Bei der groß angelegten Elektro-Offensive spielt Wasserstoff zunächst eine Nebenrolle. Statt Brennstoffzellen selbst herzustellen, kaufen die deutschen Hersteller lieber Batteriezellen zu. Wie alle anderen Autohersteller sind sie von wenigen Lieferanten aus China, Korea und Japan abhängig. Die langfristige Versorgung mit raren Zellmaterialien wie Kobalt ist ebenso kritisch wie die effiziente Wiedergewinnung der Schwermetalle aus Altbatterien. "Wir sollten den Elektro-Massenmarkt nicht nach dem Vorbild der großen Batterien aufbauen", warnt deshalb der Produktionsprofessor Günther Schuh. Mit der jetzigen und der absehbaren Batterietechnik sei eine Massenmobilisierung so nicht zu machen, sagt der Querdenker aus Aachen.

Nach dem erfolgreichen Aufbau und Verkauf des Streetscooter-Projekts für Elektrotransporter hat Schuh die Ego Mobile GmbH gegründet, die momentan die Produktion eines City-Stromers vorbereitet. Der 3,35 Meter kurze Ego Life wiegt knapp eine Tonne und ist ein radikaler Gegenentwurf zu den Luxusstromern der Premiumhersteller: Mit 15 bis 24 Kilowattstunden hat der Zweitürer nur rund ein Viertel der Kapazität an Bord, außerdem kostet er weniger als 20 000 Euro - ein Viertel des Audi E-tron und die Hälfte des BMW i3. Der Elektroantrieb von Bosch begnügt sich im Durchschnitt mit 12,4 kWh je 100 Kilometer. Das Wägelchen im Smart-Format will kein Universalauto für die Kurz- und Langstrecke sein, sondern Teil einer intelligenten, urbanen Mobilitätskette.
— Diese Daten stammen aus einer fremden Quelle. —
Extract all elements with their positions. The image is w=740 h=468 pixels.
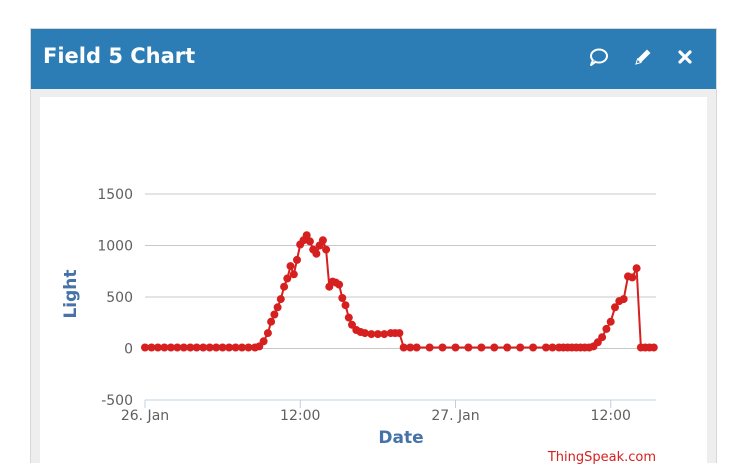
- y-tick-label: 1000: [97, 239, 133, 255]
- data-point[interactable]: [490, 343, 499, 352]
- data-point[interactable]: [312, 249, 321, 258]
- data-point[interactable]: [273, 303, 282, 312]
- widget-header: Field 5 Chart: [31, 29, 716, 89]
- data-point[interactable]: [293, 255, 301, 264]
- y-tick-label: 500: [106, 290, 133, 306]
- data-point[interactable]: [399, 343, 408, 352]
- data-point[interactable]: [173, 343, 182, 352]
- widget-title: Field 5 Chart: [43, 44, 196, 68]
- data-point[interactable]: [192, 343, 201, 352]
- data-point[interactable]: [341, 301, 350, 310]
- data-point[interactable]: [425, 343, 434, 352]
- data-point[interactable]: [548, 343, 557, 352]
- data-point[interactable]: [160, 343, 169, 352]
- data-point[interactable]: [218, 343, 227, 352]
- data-point[interactable]: [153, 343, 162, 352]
- data-point[interactable]: [464, 343, 473, 352]
- data-point[interactable]: [147, 343, 156, 352]
- data-point[interactable]: [286, 262, 295, 271]
- data-point[interactable]: [166, 343, 175, 352]
- chart-widget: Field 5 Chart -500 0 500 1000 1500 26. Jan 12…: [30, 28, 717, 465]
- data-point[interactable]: [338, 294, 347, 302]
- close-icon[interactable]: [671, 43, 699, 71]
- data-point[interactable]: [141, 343, 149, 352]
- data-point[interactable]: [503, 343, 512, 352]
- data-point[interactable]: [406, 343, 415, 352]
- data-point[interactable]: [270, 310, 279, 319]
- data-point[interactable]: [318, 236, 327, 245]
- y-axis-label: Light: [61, 269, 81, 318]
- data-point[interactable]: [380, 330, 389, 339]
- data-point[interactable]: [477, 343, 486, 352]
- data-point[interactable]: [267, 317, 276, 326]
- data-point[interactable]: [344, 313, 353, 322]
- x-tick-label: 12:00: [280, 408, 320, 424]
- data-point[interactable]: [212, 343, 221, 352]
- data-point[interactable]: [238, 343, 246, 352]
- data-point[interactable]: [611, 303, 619, 312]
- data-point[interactable]: [412, 343, 421, 352]
- data-point[interactable]: [186, 343, 195, 352]
- data-point[interactable]: [244, 343, 253, 352]
- data-point[interactable]: [542, 343, 550, 352]
- y-tick-label: -500: [101, 393, 133, 409]
- data-point[interactable]: [283, 274, 292, 283]
- data-point[interactable]: [305, 237, 314, 246]
- data-point[interactable]: [451, 343, 460, 352]
- data-point[interactable]: [199, 343, 208, 352]
- data-point[interactable]: [367, 330, 376, 339]
- data-point[interactable]: [263, 329, 272, 338]
- data-point[interactable]: [231, 343, 240, 352]
- chart-panel: -500 0 500 1000 1500 26. Jan 12:00 27. Jan 12:0…: [40, 97, 707, 465]
- data-point[interactable]: [602, 324, 611, 333]
- data-point[interactable]: [322, 245, 331, 254]
- x-tick-label: 27. Jan: [431, 408, 479, 424]
- data-point[interactable]: [619, 295, 628, 304]
- data-point[interactable]: [606, 317, 615, 326]
- data-point[interactable]: [373, 330, 382, 339]
- thingspeak-credit[interactable]: ThingSpeak.com: [547, 450, 656, 465]
- data-point[interactable]: [438, 343, 447, 352]
- data-point[interactable]: [516, 343, 525, 352]
- x-tick-label: 12:00: [591, 408, 631, 424]
- data-point[interactable]: [259, 337, 268, 346]
- data-point[interactable]: [280, 282, 289, 291]
- data-point[interactable]: [225, 343, 234, 352]
- data-point[interactable]: [632, 264, 641, 273]
- data-point[interactable]: [289, 270, 298, 279]
- data-point[interactable]: [628, 273, 637, 282]
- data-point[interactable]: [276, 295, 285, 304]
- x-axis-label: Date: [378, 428, 423, 448]
- light-chart[interactable]: -500 0 500 1000 1500 26. Jan 12:00 27. Jan 12:0…: [40, 97, 707, 465]
- pencil-icon[interactable]: [629, 43, 657, 71]
- data-point[interactable]: [302, 231, 311, 240]
- comment-icon[interactable]: [585, 43, 613, 71]
- data-point[interactable]: [360, 329, 369, 338]
- data-point[interactable]: [205, 343, 214, 352]
- data-point[interactable]: [649, 343, 658, 352]
- data-point[interactable]: [598, 333, 607, 342]
- data-point[interactable]: [529, 343, 538, 352]
- x-tick-label: 26. Jan: [121, 408, 169, 424]
- data-point[interactable]: [395, 329, 404, 338]
- y-tick-label: 0: [124, 342, 133, 358]
- data-point[interactable]: [335, 280, 344, 289]
- data-point[interactable]: [179, 343, 188, 352]
- y-tick-label: 1500: [97, 187, 133, 203]
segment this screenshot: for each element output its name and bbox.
In der Hauptsache sollen Stadt und Umland durch elektrische und autonome Kleinbusse erschlossen werden. Das entsprechende Start-up Ego Mover hat Günther Schuh gerade zusammen mit dem Zulieferer ZF gegründet. Anders als bei Mercedes soll der Wasserstoffantrieb dabei mehr als eine Statistenrolle spielen. "Stellen sie sich einfach mal die Reichweite vor. Der batterieelektrische Ego Mover mit 180 Kilometer Reichweite löst zwar das Innenstadt-Problem, aber nicht die ÖPNV-Anbindung ins Umland", sagt Günther Schuh.

Bei manchen Fahrzeugen ist es unsinnig, riesige Batterien einzubauen

Auch bei Kleinbussen sei es unsinnig, riesige Batterien einzubauen. Deshalb gründet der umtriebige Professor nun die Ego Rex GmbH. In einem Joint Venture mit der Proton Motor Fuel Cell GmbH aus Puchheim bei München soll ein kostengünstigen Brennstoffzellen-Reichweitenverlängerer (englisch: range extender) entwickelt und produziert - sowie an Dritte verkauft werden. Der Leitgedanke ist immer derselbe: Statt Luxusprodukte zu bauen, will Schuh den elektrischen Antrieb demokratisieren. Damit die Batterie relativ klein bleiben kann, sorgt die Brennstoffzelle für 30 Kilowatt Konstantleistung. Die Rollen sind bei diesem Hybridantrieb klar verteilt: Die Batterie mit 35 oder 60 kWh ist für dynamische Lastwechsel zuständig, während die Betriebspunkt-optimierte Brennstoffzelle auch in Standzeiten kontinuierlich Strom liefert.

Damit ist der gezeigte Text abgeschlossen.